When he's older, Hajime dates Izumi for over a year. They're very close, and he thinks of her as his. He says that he didn't understand at that point how he could hurt someone for whom he had a responsibility, especially when she was delicate and kind. But when he meets her cousin, his selfishness outweighs any loyalty he had for her. He pursues the cousin, and they have sex several times for a couple of weeks. He says that even if the cousin had been middle-aged with children, he'd still have slept with her because the magnetism between them was so strong.
Hajime isn't successful until he meets his wife, Yukiko. Together, they have two little girls. He gets money and help from his father-in-law to open a nightclub in Aoyama; it's so successful that he opens a second one a few years later.
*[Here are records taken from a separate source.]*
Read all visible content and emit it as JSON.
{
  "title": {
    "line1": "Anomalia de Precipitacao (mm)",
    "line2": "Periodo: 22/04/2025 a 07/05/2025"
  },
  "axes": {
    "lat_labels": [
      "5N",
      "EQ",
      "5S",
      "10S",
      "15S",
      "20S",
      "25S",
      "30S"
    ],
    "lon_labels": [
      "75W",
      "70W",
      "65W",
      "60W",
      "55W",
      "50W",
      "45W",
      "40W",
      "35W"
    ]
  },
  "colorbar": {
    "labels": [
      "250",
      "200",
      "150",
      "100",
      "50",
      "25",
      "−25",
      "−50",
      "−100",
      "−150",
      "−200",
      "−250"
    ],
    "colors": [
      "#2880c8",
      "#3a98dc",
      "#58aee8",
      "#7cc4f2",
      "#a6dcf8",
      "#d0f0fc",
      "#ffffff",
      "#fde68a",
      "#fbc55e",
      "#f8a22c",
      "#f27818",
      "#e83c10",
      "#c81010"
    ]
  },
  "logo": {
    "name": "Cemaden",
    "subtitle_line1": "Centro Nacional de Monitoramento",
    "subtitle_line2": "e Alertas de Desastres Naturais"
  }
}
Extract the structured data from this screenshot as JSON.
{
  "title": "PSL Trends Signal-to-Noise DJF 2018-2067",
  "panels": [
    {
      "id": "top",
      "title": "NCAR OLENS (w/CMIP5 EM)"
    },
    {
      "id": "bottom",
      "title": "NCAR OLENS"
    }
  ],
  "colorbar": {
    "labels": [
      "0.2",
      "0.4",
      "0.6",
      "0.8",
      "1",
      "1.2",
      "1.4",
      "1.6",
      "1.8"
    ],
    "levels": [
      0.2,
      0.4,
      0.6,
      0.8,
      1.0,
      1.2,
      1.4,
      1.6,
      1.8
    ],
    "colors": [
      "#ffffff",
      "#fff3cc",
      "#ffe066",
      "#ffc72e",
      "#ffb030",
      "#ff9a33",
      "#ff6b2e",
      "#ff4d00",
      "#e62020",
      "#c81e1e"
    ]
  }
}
He says that without his father-in-law, he'd still be a broke textbook editor. Still, he constantly feels empty as if he's waiting for something to happen.
Enter Shimamoto. She comes back into his life and they reconnect. Her baby died the previous February, right after she was born. Shimamoto never even got to name her. Hajime goes with her to scatter the baby's ashes. He's in love with Shimamoto and he's ready to give up the rest of his life to be with her.
When they finally sleep together, Shimamoto disappears the next day. Hajime feels anxious and broken. He confesses the affair to his wife, who needs time to think. Meanwhile, Hajime realizes that Shimamoto was planning to kill him and then herself the morning she disappeared. He doesn't know why she changed her mind.
Yukiko decides to take her husband back. They can start fresh. Hajime says that he doesn't know if he'll hurt her again and that something in him is always wanting something new and different. Yukiko says she used to have dreams too. At the end of the novel, Hajime sits at the kitchen table thinking until he feels a hand—presumably his wife's or one of his daughters's—on his shoulder.